There was a chorus of exclamations. “Bully place!” “Say, we’ve hit the real beauty spot!” “What a camp site this would be, eh?” “How’d happen we never came here before? Looks like a crackerjack of a pond!”
Sam advanced to the water’s edge, and glanced up and down the lake. A sound of hammering from the opposite shore helped him to discover the new pavilion, taking shape in a grove nearly half a mile away; he could make out the lines of the framework and the half-hidden smaller buildings, flanking it and already completed.
“Guess we missed the road,” he said. “Ought to have taken that last turn to the right instead of the one to the left.”
“What’s the difference?” Step demanded. “I’ll bet we’ve found the prettiest place on the shore.”

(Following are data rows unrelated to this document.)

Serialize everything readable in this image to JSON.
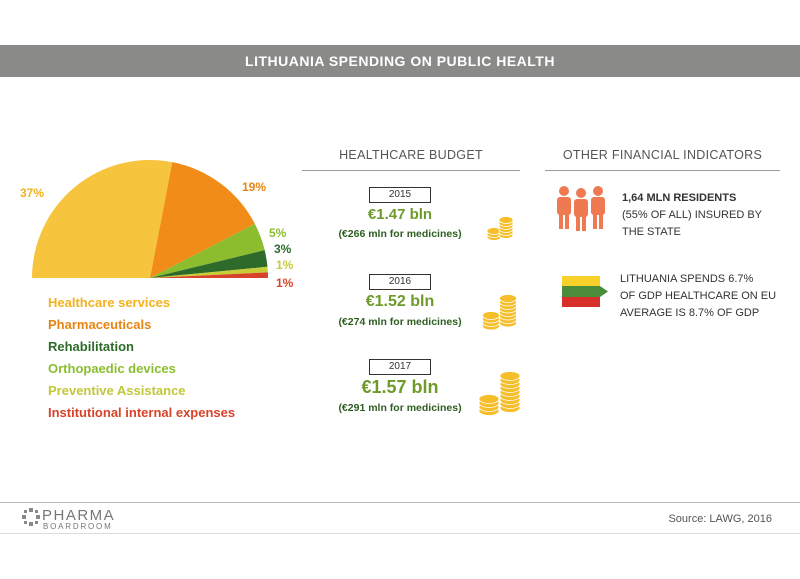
{
  "title": "LITHUANIA SPENDING ON PUBLIC HEALTH",
  "chart_data": {
    "type": "pie",
    "title": "",
    "categories": [
      "Healthcare services",
      "Pharmaceuticals",
      "Rehabilitation",
      "Orthopaedic devices",
      "Preventive Assistance",
      "Institutional internal expenses"
    ],
    "values": [
      37,
      19,
      3,
      5,
      1,
      1
    ],
    "labels": [
      "37%",
      "19%",
      "3%",
      "5%",
      "1%",
      "1%"
    ],
    "colors": [
      "#f7c43d",
      "#f08c17",
      "#2e6b2b",
      "#8cbd2f",
      "#c7cd35",
      "#d9422a"
    ],
    "note": "half pie (semicircle)"
  },
  "budget": {
    "heading": "HEALTHCARE BUDGET",
    "years": [
      {
        "year": "2015",
        "amount": "€1.47 bln",
        "medicines": "(€266 mln for medicines)"
      },
      {
        "year": "2016",
        "amount": "€1.52 bln",
        "medicines": "(€274 mln for medicines)"
      },
      {
        "year": "2017",
        "amount": "€1.57 bln",
        "medicines": "(€291 mln for medicines)"
      }
    ],
    "coin_color": "#f5be2a"
  },
  "indicators": {
    "heading": "OTHER FINANCIAL INDICATORS",
    "residents_bold": "1,64 MLN RESIDENTS",
    "residents_line2": "(55% OF ALL) INSURED BY",
    "residents_line3": "THE STATE",
    "gdp_line1": "LITHUANIA SPENDS 6.7%",
    "gdp_line2": "OF GDP HEALTHCARE ON EU",
    "gdp_line3": "AVERAGE IS 8.7% OF GDP",
    "people_icon_color": "#ef7a52",
    "flag_colors": [
      "#f8d02a",
      "#4a8c3a",
      "#d7302a"
    ]
  },
  "footer": {
    "logo_line1": "PHARMA",
    "logo_line2": "BOARDROOM",
    "source": "Source: LAWG, 2016"
  }
}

Poke had been exploring the outcropping ledge.
“Look here, you fellows!” he shouted. “Say, this is the finest old council rock you ever set eyes on!”
The others joined him. On its side toward the water the mass of stone was hollowed out in a sort of half bowl or natural amphitheatre on a small scale. There was room for a score of boys, and the irregularities in the surface of the rock offered bench-like seats. Poke settled himself with an air of triumph in spite of his battered appearance.
“Sit down, everybody!” he suggested. “Let’s be comfortable, and talk it over.”
Orkney glanced at Poke’s discolored countenance.
“If the time to talk has come, you’d better begin,” he said pointedly. “I’d like to know just how you came by that shiner.”